Freya meludahkan darah yang terasa anyir di mulutnya, cewek itu diam masih terduduk di aspal.

"Kenapa lo ga lawan? ayok, kita selesaikan masalah ini berdua, Freya!" tantangan Richo membuat Freya kembali berdiri menyorot Richo marah.

Richo tersenyum melihat wajah Freya yang sudah lebam, "Jangan salahin gue juga, kalo gue bakal nyakitin lo dengan tangan gue sendiri."

Freya tersenyum miring, "Emang lo cupu dari dulu." Richo melotot, Freya sudah mengejeknya.

"Karena gue gamungkin tega nyakitin cewek yang gue suka!" Freya berdecih, Richo memang sangat busuk.

"Iya, suka manfaatin orang buat bisa celakain gue. Beruntung gue cewek yang pinter buat hal busuk semacam itu." Terlihat Richo yang terbahak-bahak.

Freya menatap malas, selain licik Richo juga sepertinya sudah gila.

"Heum.. lo pinter makanya gue suka."

"Liat aja. Gue bakal babad semua orang yang lo suruh buat celakain gue atau jadi mata-mata buat sekolahan gue."

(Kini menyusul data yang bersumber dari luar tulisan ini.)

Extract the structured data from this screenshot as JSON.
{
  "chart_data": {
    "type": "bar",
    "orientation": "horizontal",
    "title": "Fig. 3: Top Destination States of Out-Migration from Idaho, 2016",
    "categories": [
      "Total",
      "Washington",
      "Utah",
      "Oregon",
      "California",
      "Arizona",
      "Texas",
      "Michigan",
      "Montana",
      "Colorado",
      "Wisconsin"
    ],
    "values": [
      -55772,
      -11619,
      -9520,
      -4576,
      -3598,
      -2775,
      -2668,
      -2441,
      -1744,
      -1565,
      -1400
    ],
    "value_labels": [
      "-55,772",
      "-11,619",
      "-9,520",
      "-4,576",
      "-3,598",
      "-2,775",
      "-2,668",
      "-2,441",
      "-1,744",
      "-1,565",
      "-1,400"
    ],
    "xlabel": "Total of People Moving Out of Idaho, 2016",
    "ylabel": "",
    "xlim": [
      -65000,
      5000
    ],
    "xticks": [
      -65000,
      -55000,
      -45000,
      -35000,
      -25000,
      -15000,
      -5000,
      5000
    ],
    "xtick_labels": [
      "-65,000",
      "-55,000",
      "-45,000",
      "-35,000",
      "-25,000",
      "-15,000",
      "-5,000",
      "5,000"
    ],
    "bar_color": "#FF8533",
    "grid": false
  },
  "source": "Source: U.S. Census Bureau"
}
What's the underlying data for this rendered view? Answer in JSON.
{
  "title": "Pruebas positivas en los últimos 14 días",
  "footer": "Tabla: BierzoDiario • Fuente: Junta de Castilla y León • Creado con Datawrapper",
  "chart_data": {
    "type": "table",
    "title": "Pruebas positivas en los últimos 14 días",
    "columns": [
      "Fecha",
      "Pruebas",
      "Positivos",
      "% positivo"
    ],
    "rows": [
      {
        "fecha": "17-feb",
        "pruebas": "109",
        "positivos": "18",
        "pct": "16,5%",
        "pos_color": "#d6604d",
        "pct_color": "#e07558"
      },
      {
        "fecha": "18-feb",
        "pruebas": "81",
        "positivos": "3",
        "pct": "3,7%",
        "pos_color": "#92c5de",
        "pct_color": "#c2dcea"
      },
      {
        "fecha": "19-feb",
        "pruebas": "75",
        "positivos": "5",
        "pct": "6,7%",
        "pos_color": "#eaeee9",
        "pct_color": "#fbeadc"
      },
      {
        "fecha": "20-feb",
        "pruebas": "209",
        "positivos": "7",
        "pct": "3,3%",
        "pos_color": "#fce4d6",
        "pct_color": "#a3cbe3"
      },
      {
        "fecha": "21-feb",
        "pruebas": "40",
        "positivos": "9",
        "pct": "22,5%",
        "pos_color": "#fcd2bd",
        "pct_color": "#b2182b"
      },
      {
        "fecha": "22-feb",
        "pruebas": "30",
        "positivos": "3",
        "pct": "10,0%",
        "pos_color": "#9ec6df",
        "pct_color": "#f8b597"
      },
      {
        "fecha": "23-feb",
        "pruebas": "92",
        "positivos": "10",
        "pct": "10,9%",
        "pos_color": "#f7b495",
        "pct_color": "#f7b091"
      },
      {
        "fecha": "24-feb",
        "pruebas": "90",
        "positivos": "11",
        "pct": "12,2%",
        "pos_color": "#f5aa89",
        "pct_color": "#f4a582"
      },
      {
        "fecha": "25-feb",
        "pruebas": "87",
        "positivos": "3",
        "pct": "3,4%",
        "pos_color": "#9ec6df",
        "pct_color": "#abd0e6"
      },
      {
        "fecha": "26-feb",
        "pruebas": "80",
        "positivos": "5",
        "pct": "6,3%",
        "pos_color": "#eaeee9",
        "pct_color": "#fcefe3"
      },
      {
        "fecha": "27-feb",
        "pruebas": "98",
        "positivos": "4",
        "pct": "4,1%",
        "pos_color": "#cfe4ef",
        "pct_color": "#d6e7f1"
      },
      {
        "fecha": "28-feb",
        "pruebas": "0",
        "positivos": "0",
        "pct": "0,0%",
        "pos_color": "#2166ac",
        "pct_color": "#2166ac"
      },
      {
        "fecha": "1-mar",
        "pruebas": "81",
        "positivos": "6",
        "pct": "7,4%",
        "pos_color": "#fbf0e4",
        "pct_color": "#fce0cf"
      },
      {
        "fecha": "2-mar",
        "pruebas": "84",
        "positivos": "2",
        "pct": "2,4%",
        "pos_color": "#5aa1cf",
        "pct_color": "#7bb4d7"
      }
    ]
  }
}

Richo melipat kedua tangannya, apa barusan Freya mengancam?

Richo mengedikkan bahu acuh, "Gue juga si, bakal musnahin temen cowok lo yang selalu ngerasa kalo dia hebat..padahal lembek."

Freya pergi tanpa membalas lagi. Lukanya mulai terasa perih, mengharuskannya untuk segera mengobati jika tidak ingin infeksi.